Another of the most brilliant aspects is the inclusion of Tori’s daughter. Tashya doesn’t just do backing vocals, but plays the part of Anabelle, sings solos and duets with Tori. In fact, the song “Job’s Coffin”, which is practically devoid of Tori singing and a showcase for Tashya’s young but strong, willowy voice, is one of the album’s highlights, featuring the most prominent and memorable melody and a sweet lilting style centred around the lyrics: “Job’s Coffin looks down, to see what mankind is gonna do.”

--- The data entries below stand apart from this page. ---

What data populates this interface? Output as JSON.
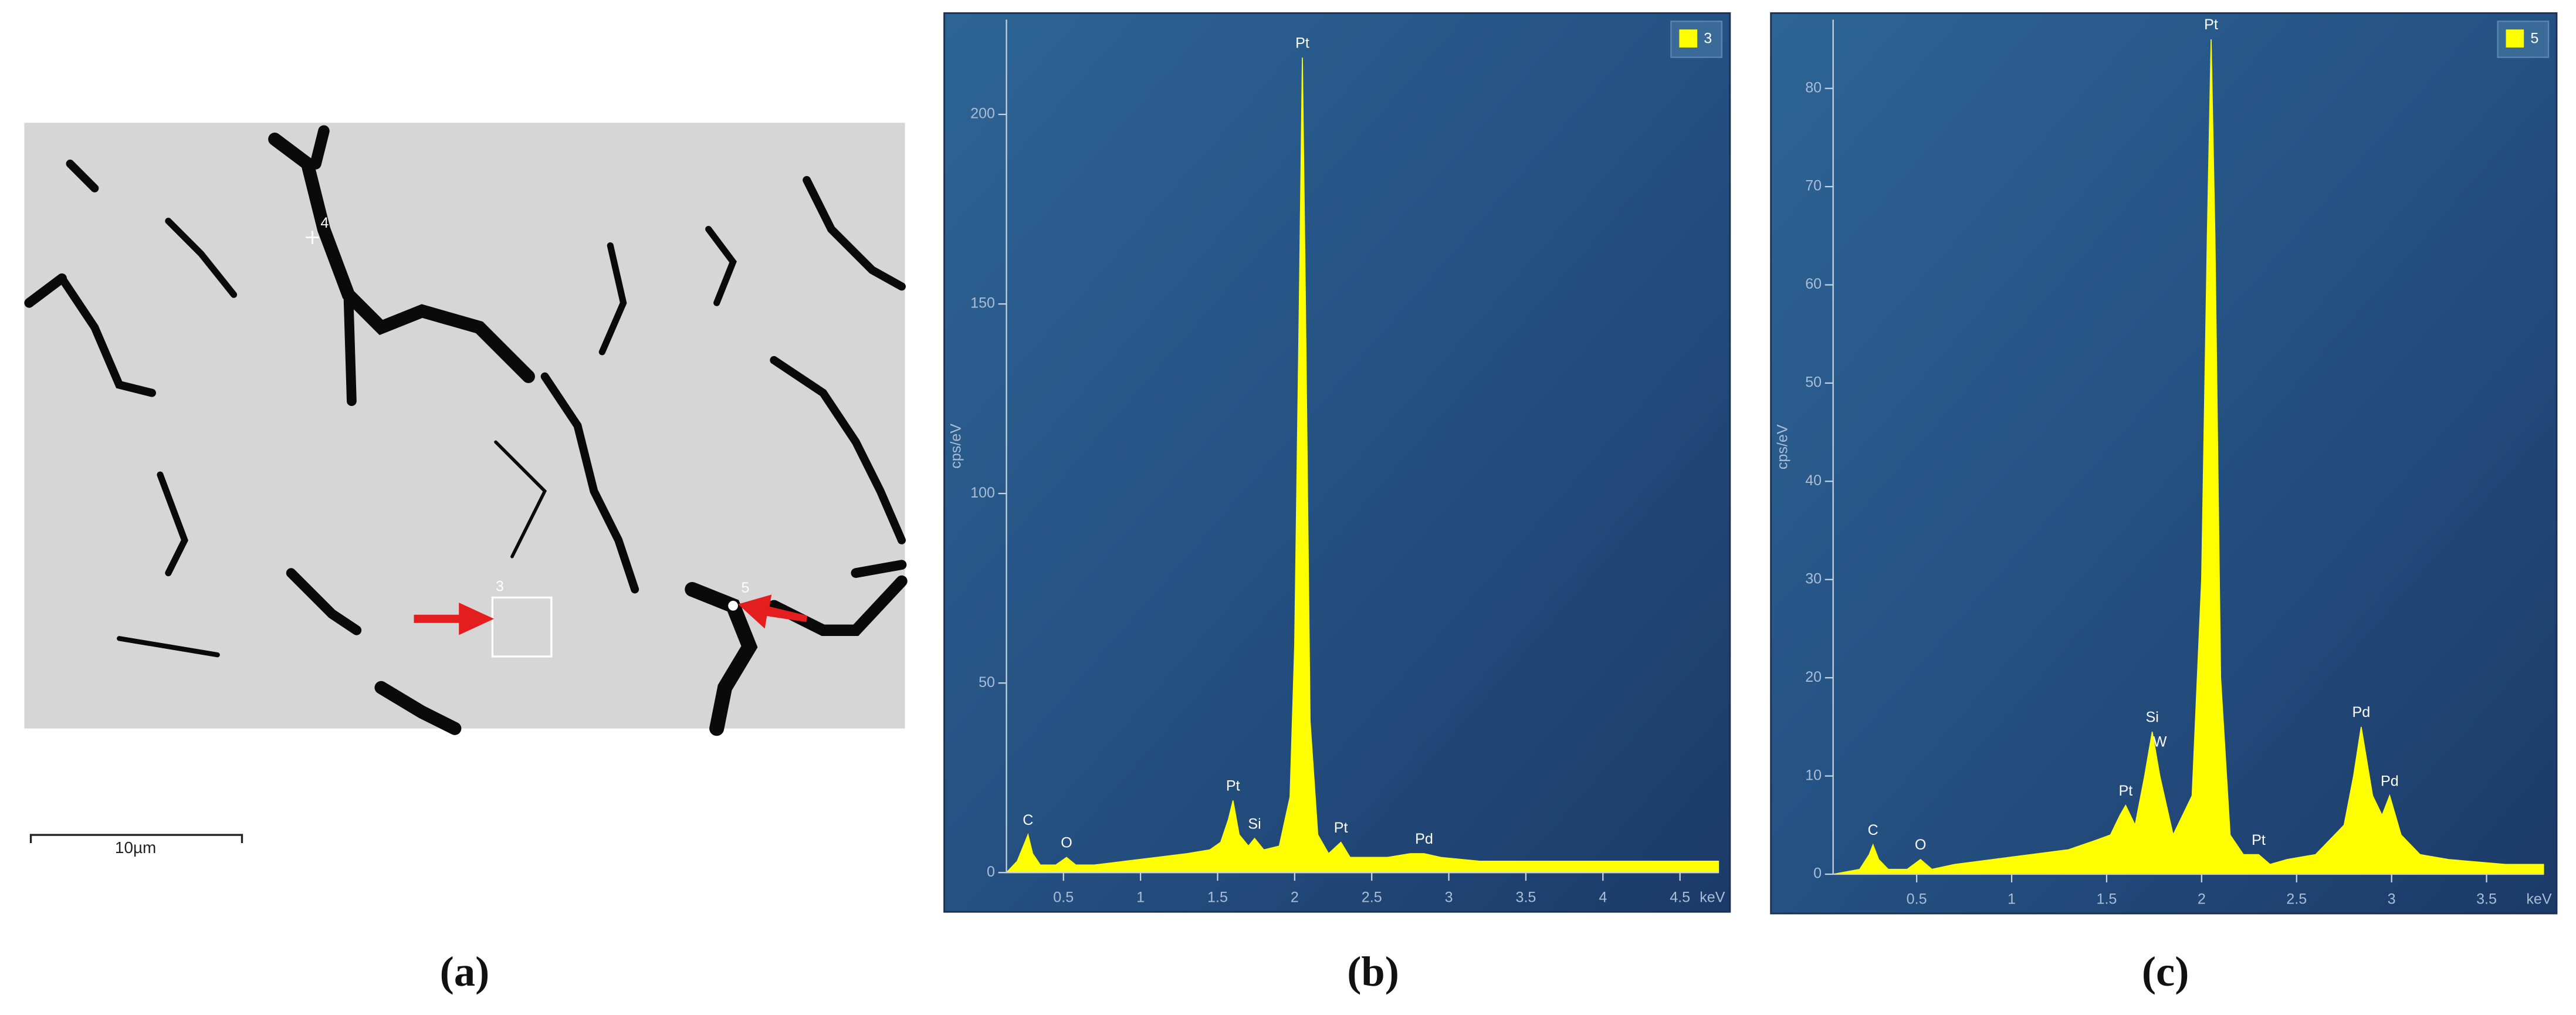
{
  "image_panel": {
    "point_labels": [
      "4",
      "3",
      "5"
    ],
    "scale_bar": "10µm",
    "caption": "(a)"
  },
  "chart_data": [
    {
      "type": "area",
      "caption": "(b)",
      "xlabel": "keV",
      "ylabel": "cps/eV",
      "x": [
        0.13,
        0.2,
        0.25,
        0.27,
        0.3,
        0.35,
        0.45,
        0.52,
        0.58,
        0.7,
        0.9,
        1.1,
        1.3,
        1.45,
        1.52,
        1.57,
        1.6,
        1.64,
        1.7,
        1.74,
        1.8,
        1.9,
        1.97,
        2.0,
        2.03,
        2.05,
        2.07,
        2.1,
        2.15,
        2.22,
        2.3,
        2.36,
        2.45,
        2.6,
        2.75,
        2.84,
        2.95,
        3.2,
        3.6,
        4.0,
        4.4,
        4.75
      ],
      "series": [
        {
          "name": "3",
          "color": "#ffff00",
          "values": [
            0,
            3,
            8,
            10,
            5,
            2,
            2,
            4,
            2,
            2,
            3,
            4,
            5,
            6,
            8,
            14,
            19,
            10,
            7,
            9,
            6,
            7,
            20,
            60,
            150,
            215,
            150,
            40,
            10,
            5,
            8,
            4,
            4,
            4,
            5,
            5,
            4,
            3,
            3,
            3,
            3,
            3
          ]
        }
      ],
      "xlim": [
        0.13,
        4.75
      ],
      "xticks": [
        0.5,
        1,
        1.5,
        2,
        2.5,
        3,
        3.5,
        4,
        4.5
      ],
      "ylim": [
        0,
        225
      ],
      "yticks": [
        0,
        50,
        100,
        150,
        200
      ],
      "annotations": [
        {
          "text": "C",
          "x": 0.27,
          "y": 10
        },
        {
          "text": "O",
          "x": 0.52,
          "y": 4
        },
        {
          "text": "Pt",
          "x": 1.6,
          "y": 19
        },
        {
          "text": "Si",
          "x": 1.74,
          "y": 9
        },
        {
          "text": "Pt",
          "x": 2.05,
          "y": 215
        },
        {
          "text": "Pt",
          "x": 2.3,
          "y": 8
        },
        {
          "text": "Pd",
          "x": 2.84,
          "y": 5
        }
      ]
    },
    {
      "type": "area",
      "caption": "(c)",
      "xlabel": "keV",
      "ylabel": "cps/eV",
      "x": [
        0.06,
        0.2,
        0.25,
        0.27,
        0.3,
        0.35,
        0.45,
        0.52,
        0.58,
        0.7,
        0.9,
        1.1,
        1.3,
        1.45,
        1.52,
        1.57,
        1.6,
        1.65,
        1.7,
        1.74,
        1.78,
        1.85,
        1.95,
        2.0,
        2.03,
        2.05,
        2.07,
        2.1,
        2.15,
        2.22,
        2.3,
        2.36,
        2.45,
        2.6,
        2.75,
        2.8,
        2.84,
        2.9,
        2.95,
        2.99,
        3.05,
        3.15,
        3.3,
        3.6,
        3.8
      ],
      "series": [
        {
          "name": "5",
          "color": "#ffff00",
          "values": [
            0,
            0.5,
            2,
            3,
            1.5,
            0.5,
            0.5,
            1.5,
            0.5,
            1,
            1.5,
            2,
            2.5,
            3.5,
            4,
            6,
            7,
            5,
            10,
            14.5,
            10,
            4,
            8,
            30,
            65,
            85,
            65,
            20,
            4,
            2,
            2,
            1,
            1.5,
            2,
            5,
            10,
            15,
            8,
            6,
            8,
            4,
            2,
            1.5,
            1,
            1
          ]
        }
      ],
      "xlim": [
        0.06,
        3.8
      ],
      "xticks": [
        0.5,
        1,
        1.5,
        2,
        2.5,
        3,
        3.5
      ],
      "ylim": [
        0,
        87
      ],
      "yticks": [
        0,
        10,
        20,
        30,
        40,
        50,
        60,
        70,
        80
      ],
      "annotations": [
        {
          "text": "C",
          "x": 0.27,
          "y": 3
        },
        {
          "text": "O",
          "x": 0.52,
          "y": 1.5
        },
        {
          "text": "Pt",
          "x": 1.6,
          "y": 7
        },
        {
          "text": "Si",
          "x": 1.74,
          "y": 14.5
        },
        {
          "text": "W",
          "x": 1.78,
          "y": 12
        },
        {
          "text": "Pt",
          "x": 2.05,
          "y": 85
        },
        {
          "text": "Pt",
          "x": 2.3,
          "y": 2
        },
        {
          "text": "Pd",
          "x": 2.84,
          "y": 15
        },
        {
          "text": "Pd",
          "x": 2.99,
          "y": 8
        }
      ]
    }
  ]
}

Even if moments such as the dirge-like and bleak “Battle of Trees” don’t necessarily immediately inspire, there are shimmering classic Tori moments, like the up-tempo second half of “The Edge of the Moon”, middle section of “Star Whisperer” and “Nautical Twilight”. Opener, “Shattering Sea”, based on an improv from her live tours, starts dark and ominous and explodes, the ebb and flow, tension and release of Amos’ superior songwriting, always surprising and delighting, never fitting or conforming.

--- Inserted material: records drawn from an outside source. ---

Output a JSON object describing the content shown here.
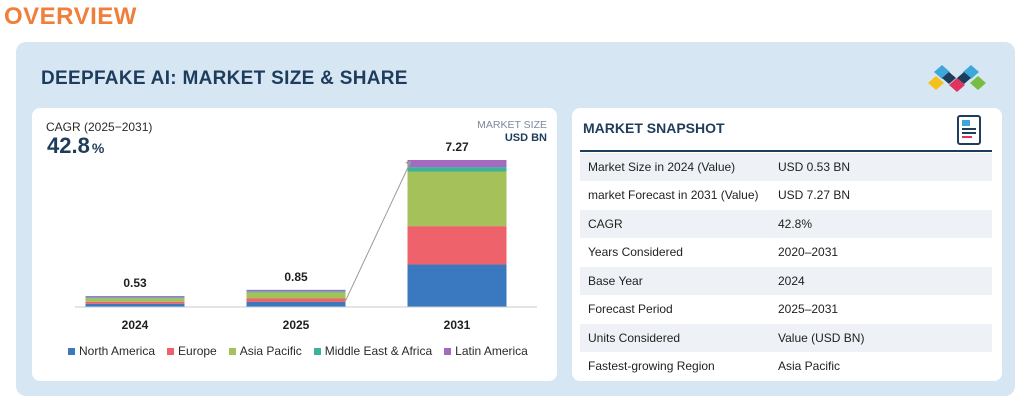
{
  "page_title": "OVERVIEW",
  "panel_title": "DEEPFAKE AI: MARKET SIZE & SHARE",
  "chart_data": {
    "type": "bar",
    "stacked": true,
    "categories": [
      "2024",
      "2025",
      "2031"
    ],
    "totals": [
      0.53,
      0.85,
      7.27
    ],
    "total_labels": [
      "0.53",
      "0.85",
      "7.27"
    ],
    "series": [
      {
        "name": "North America",
        "color": "#3a78c0",
        "values": [
          0.16,
          0.25,
          2.1
        ]
      },
      {
        "name": "Europe",
        "color": "#ee636b",
        "values": [
          0.1,
          0.17,
          1.9
        ]
      },
      {
        "name": "Asia Pacific",
        "color": "#a4c15a",
        "values": [
          0.17,
          0.3,
          2.7
        ]
      },
      {
        "name": "Middle East & Africa",
        "color": "#3fb39a",
        "values": [
          0.04,
          0.06,
          0.22
        ]
      },
      {
        "name": "Latin America",
        "color": "#a36abf",
        "values": [
          0.06,
          0.07,
          0.35
        ]
      }
    ],
    "ylim": [
      0,
      7.27
    ],
    "cagr_label": "CAGR (2025−2031)",
    "cagr_value": "42.8",
    "cagr_unit": "%",
    "unit_label": "MARKET SIZE",
    "unit_value": "USD BN"
  },
  "snapshot": {
    "title": "MARKET SNAPSHOT",
    "rows": [
      {
        "key": "Market Size in 2024 (Value)",
        "value": "USD 0.53 BN"
      },
      {
        "key": "market Forecast in 2031 (Value)",
        "value": "USD 7.27 BN"
      },
      {
        "key": "CAGR",
        "value": "42.8%"
      },
      {
        "key": "Years Considered",
        "value": "2020–2031"
      },
      {
        "key": "Base Year",
        "value": "2024"
      },
      {
        "key": "Forecast Period",
        "value": "2025–2031"
      },
      {
        "key": "Units Considered",
        "value": "Value (USD BN)"
      },
      {
        "key": "Fastest-growing Region",
        "value": "Asia Pacific"
      }
    ]
  },
  "icons": {
    "logo": "diamond-logo-icon",
    "snapshot": "document-chart-icon"
  }
}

On “Fearlessness”, after a violent cacophony of strings and woodwind builds and builds it crests and soars, Tori singing “teams of horses of the pride, followed his cry through the fire, demons of the wild, pierced with the wind, did you listen?”. And on the eponymous “Night of Hunters”, Tori and Kelsey Dobyns, her niece, who sounds exactly like Tori, if she’d studied opera at a conservatory, pass the melody between each other, over music stately and dark. Midway through the song, though, a piano riff inconspicuously descends into a Medieval-style web and network of call and response phrases. “Carry”, the mournful, hopeful album closer, has the sound of great sheets of mist rising off cold, grassy, planes as our heroine laments: “in the procession of the mighty stars, your name is sung and tattooed now on my heart, here I will carry, carry, carry you… forever”.
This is evocative music of total euphoria, with frenzied, mournful, lulling and baying networks of harmony and melody. There are sections, subsections, movements, drones, themes and variations, recurring motifs, pauses, peaks and troughs. As Tori puts it herself in the aforementioned “Carry”: “Cathedrals of sound are singing”. To attempt to describe it is to do it a disservice.
We have waited years for Tori to return to music this tearfully punch-packing, difficult, soaring and brave and she has delivered. Her best work for a decade.